Schmücke und Schneider hatten sicher in ihren ersten Jahren mehr als jedes andere Team dazu beigetragen, den Polizeiruf in die Neuzeit zu überführen. Sie waren genau richtig dafür: Sympathisch, ein wenig schrullig, den Zuschauern aus der DDR noch bekannt, aber nicht so DDR-basiert wirkend, dass sie im Westen keine Fans hätten generieren können – sie waren viel unverbindlicher als Tatort-Kommissar Bruno Ehrlicher, der vor allem in seiner Dresden-Zeit immer wieder daran erinnerte, dass der Osten noch eine Rechnung offen hat. 1991 sah es zunächst so aus, als ob die Reihe Polizeiruf 110 eingestellt und das Tatortformat in die neuen Bundesländer übernommen wurde. Das hat der MDR mit der erwähnten Ehrlicher-Schiene dann auch getan – aber schon wenige Jahre nach der Wende dämmerte es den ARD-Verantwortliche wohl, dass a.) der Erhalt wichtiger Güter der Alltagskultur der DDR helfen würde, den sozialen Frieden zu sichern und b.) der Polizeiruf plotseitig viele Chancen bietet, die dem Tatort verwehrt bleiben – zumindest, wenn man die Möglichkeit nutzt, nicht zu Beginn eine Leiche präsentieren zu müssen, wie im Tatort (nicht immer, aber üblich).

Schwierig war der Übergang personell. 1993 und 1994 verstarben die beiden Gründungs-Ermittler Peter Borgelt und Jürgen Frohriep (Hauptmann Fuchs, Oberleutnant Hübner) und bei OL Zimmermann (Lutz Riemann) stellte sich heraus, dass er Stasi-IM war. Bei OL Thomas Grawe (Andreas Schmidt-Schaller) ebenfalls, aber erst lange nach dem Ende seiner Dienstzeit als Polizeiruf-Ermittler. Auch als „Kurschatten“ 2001 gefilmt wurde, war davon noch nichts bekannt. Der knorrige Hauptmann / Hauptkommissar Beck war eine präsente und glaubwürdige Figur, gespielt von Günter Naumann, aber kein Perspektivkandidat. Mitte der 1990er kam man sogar auf die Idee, die Reihe sogar in den Westen zu übernehmen, zunächst beim HR und beim WDR, dann beim Bayerischen Rundfunk. Einzig die BR-Schiene existiert noch – und hat inzwischen mit einigen prämierten Filmen und den großartigen Ermittlern Tauber und von Meuffels Polizeirufgeschichte geschrieben.
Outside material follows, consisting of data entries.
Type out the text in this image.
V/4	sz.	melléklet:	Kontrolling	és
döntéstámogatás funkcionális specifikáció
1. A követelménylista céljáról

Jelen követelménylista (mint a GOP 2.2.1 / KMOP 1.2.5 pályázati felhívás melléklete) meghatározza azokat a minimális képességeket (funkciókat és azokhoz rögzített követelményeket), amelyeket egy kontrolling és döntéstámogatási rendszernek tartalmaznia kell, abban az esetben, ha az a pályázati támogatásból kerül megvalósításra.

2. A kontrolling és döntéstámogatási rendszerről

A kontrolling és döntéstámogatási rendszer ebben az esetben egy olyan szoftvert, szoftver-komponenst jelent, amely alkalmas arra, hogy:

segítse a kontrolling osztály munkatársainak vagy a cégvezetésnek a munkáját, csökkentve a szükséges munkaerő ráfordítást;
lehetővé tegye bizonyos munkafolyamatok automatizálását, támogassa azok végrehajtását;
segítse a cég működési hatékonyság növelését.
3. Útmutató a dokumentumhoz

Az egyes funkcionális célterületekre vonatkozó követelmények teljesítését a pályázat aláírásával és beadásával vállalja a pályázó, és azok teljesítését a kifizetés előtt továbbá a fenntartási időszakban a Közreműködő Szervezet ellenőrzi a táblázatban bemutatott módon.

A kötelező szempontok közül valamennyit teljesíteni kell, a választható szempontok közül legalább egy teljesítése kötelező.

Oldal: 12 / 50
Im Osten gab es neben Schmücke und Schneider auch den Kommissar Hinrichs aus Schwerin (dargestellt von Uwe Steimle), der aber mit wechselnden Partnern leben musste, während Schmücke und Schneider auch hinsichtlich ihrer Kontinuität ein Glücksgriff waren.

„Kurschatten“ stammt aus dem ersten Viertel ihrer 17 Jahre währenden Dienstzeit, in der es drei deutlich unterscheidbare Phasen gibt: Den gelungenen Start mit für damalige Verhältnisse modernen und abwechslungsreichen Produktionen, die Stagnation in den 2000ern und den Versuch, mit rasanteren Drehbüchern und mit der viel jüngeren Nora Winkler (Isabell Gerschke) als dritter Ermittlerin neuen Wind reinzubringen – von den späten 2000ern bis zum Ende 2013. Im Grunde gelang dieser Wandel auch, aber der MDR entschloss sich dennoch, die beiden Darsteller Jaecki Schwarz und Wolfgang Winkler entsprechend ihrem tatsächlichen Alter in Rente zu schicken. Ihrem Image in den Filmen gemäß hatte sich Jaecki Schwarz über seine Absetzung beschwert, von Wolfgang Winkler sind keine beleidigten Reaktionen überliefert.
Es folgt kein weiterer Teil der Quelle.